The world number three skipped the U.S. Open in September with a leg strain and aborted a comeback bid in Wuhan at the end of last month in the hope of being fit for the elite eight-woman event. Her patience paid off with a typical gritty win.
Shaking off rust took a little time in her opening Red Group encounter against Agnieszka Radwanska and despite dropping the first set, Sharapova raised her intensity levels enough to grind out a gutsy 4-6 6-3 6-4 triumph.
"Well, I haven't completed a match since July, so I think it's always challenging to come back from not one injury, but a few," Sharapova told reporters after surviving a two hour, 48 minute marathon against the tenacious Pole.
"I've had a lot of starts and stops and I was just really thrilled that despite not playing these last few months and not playing my best tennis, I was facing an opponent that obviously deserved a spot in tournament.
"I just felt like I was able to take myself to another level physically, which I didn't exactly expect that I would be able to. So I think that was the emotion that I felt out of it."

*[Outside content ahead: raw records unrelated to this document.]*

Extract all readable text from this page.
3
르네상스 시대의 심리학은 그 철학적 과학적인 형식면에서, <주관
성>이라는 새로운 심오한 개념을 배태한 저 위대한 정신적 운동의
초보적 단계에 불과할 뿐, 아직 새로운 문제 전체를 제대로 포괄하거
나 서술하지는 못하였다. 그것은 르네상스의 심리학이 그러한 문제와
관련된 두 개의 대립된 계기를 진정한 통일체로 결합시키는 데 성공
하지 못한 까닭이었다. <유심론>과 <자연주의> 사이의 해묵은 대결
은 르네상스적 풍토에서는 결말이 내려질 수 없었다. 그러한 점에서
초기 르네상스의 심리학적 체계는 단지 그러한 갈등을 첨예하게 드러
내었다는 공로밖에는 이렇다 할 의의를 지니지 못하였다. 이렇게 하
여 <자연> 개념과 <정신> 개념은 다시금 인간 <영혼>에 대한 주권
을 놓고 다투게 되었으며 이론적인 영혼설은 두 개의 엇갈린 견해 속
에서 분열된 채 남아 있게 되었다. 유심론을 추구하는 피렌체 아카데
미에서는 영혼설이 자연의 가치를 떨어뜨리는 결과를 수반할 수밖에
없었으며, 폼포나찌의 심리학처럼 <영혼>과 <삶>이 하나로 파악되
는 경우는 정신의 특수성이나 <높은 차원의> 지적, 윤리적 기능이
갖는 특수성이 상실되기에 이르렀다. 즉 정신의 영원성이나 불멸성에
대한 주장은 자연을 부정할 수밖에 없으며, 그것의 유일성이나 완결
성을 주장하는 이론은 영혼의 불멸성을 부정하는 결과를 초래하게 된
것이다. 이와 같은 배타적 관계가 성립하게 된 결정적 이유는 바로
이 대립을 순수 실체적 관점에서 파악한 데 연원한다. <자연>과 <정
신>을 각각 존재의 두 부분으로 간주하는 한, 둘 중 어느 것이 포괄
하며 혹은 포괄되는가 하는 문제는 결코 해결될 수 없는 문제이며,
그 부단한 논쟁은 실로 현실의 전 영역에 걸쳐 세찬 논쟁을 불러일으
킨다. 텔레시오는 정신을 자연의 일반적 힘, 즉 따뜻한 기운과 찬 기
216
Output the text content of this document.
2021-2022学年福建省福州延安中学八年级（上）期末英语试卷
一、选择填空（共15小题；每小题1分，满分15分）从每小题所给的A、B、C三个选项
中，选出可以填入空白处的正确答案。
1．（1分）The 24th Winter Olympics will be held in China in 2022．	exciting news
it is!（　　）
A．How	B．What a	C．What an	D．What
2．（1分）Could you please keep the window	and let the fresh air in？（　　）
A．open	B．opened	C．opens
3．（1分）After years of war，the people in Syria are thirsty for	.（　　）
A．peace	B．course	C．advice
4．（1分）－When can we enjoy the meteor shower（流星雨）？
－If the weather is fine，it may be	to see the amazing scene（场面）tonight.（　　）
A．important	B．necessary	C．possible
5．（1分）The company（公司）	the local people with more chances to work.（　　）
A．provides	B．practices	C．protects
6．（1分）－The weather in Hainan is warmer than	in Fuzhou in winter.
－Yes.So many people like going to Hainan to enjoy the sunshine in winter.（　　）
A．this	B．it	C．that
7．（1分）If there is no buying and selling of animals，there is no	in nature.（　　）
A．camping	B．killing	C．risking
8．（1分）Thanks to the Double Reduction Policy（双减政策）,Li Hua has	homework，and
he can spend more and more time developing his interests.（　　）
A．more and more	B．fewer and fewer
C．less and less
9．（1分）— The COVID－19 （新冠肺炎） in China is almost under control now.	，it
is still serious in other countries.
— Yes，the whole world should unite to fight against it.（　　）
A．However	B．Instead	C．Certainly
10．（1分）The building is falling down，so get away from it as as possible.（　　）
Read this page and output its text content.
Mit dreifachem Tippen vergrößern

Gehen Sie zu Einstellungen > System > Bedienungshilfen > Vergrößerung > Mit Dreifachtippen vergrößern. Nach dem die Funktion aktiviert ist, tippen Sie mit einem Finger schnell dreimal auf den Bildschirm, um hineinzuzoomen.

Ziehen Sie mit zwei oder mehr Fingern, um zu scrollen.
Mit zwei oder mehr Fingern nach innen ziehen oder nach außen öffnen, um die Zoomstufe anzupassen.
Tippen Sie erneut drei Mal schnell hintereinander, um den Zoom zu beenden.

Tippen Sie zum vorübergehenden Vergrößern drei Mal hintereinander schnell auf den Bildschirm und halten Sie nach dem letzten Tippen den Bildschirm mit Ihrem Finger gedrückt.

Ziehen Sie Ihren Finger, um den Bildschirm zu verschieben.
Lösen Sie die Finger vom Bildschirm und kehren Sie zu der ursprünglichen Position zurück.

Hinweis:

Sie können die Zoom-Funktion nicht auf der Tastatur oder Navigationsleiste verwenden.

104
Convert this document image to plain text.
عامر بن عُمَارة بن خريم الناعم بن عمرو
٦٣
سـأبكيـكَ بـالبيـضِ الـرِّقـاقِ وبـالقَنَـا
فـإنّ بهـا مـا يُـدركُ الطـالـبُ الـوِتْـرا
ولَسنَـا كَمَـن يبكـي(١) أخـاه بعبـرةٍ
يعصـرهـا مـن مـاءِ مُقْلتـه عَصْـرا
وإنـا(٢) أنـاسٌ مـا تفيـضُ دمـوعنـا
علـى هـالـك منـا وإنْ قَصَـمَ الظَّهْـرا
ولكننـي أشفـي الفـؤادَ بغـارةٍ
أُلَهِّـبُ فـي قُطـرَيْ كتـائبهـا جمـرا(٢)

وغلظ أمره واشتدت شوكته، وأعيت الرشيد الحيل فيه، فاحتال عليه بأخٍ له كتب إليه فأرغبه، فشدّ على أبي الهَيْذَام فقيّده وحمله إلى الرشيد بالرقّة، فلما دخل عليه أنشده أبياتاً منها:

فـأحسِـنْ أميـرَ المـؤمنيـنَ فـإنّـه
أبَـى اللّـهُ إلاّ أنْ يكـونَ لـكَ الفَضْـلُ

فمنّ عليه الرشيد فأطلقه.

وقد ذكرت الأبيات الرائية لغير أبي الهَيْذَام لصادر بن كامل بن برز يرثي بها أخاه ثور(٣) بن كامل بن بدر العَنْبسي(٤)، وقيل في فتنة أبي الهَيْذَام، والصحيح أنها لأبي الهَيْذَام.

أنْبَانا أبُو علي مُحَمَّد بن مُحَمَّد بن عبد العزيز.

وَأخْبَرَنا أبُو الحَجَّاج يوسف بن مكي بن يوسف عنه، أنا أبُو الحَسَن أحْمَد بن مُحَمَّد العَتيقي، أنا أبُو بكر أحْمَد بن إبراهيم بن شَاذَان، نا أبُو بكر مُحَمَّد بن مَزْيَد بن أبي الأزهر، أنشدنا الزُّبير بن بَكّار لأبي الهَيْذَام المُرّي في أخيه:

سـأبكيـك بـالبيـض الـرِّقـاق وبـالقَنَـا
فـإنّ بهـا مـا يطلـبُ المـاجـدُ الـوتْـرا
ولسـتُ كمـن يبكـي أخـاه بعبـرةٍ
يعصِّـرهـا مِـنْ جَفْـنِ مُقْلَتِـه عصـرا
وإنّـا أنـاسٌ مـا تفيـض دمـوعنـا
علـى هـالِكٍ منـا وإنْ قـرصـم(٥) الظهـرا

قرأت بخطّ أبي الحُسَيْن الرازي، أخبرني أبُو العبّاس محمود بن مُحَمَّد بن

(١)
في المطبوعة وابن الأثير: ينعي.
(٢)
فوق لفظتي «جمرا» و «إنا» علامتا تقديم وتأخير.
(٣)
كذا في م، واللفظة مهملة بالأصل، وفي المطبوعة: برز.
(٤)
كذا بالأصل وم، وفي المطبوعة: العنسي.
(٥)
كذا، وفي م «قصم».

Facing off against a player renowned for her incredible retrieving skills was always likely to be a stamina-sapping test, so Sharapova was impressed by her ability to stay consistent as the clock ticked towards the three hour mark.
"I thought it was a very physical match. I think this court requires all the matches to be. I think it's on the slower side... points are longer," the 28-year-old said of the Singapore Indoor Stadium surface.
"It suits her game quite well. The ball stays low and she can take it quite early and change direction," she added.
"We had quite a bit of long rallies. There was a lot of running. Right now I feel good. Toes are a little frozen but other than that I'm fine."
One facet of her game that Sharapova needs to work on is cutting down unforced errors when the finishing line is in sight after Radwanska fought back from 5-2 down in the decider to almost level the scores as the Russian wobbled.
"I felt like my feet were glued on the ground and I wasn't making the small steps to the ball," she admitted.
"I wanted to get a free point, go for a big first serve, a big first ball and that's just not... obviously I had to learn from the whole match that was just not very possible."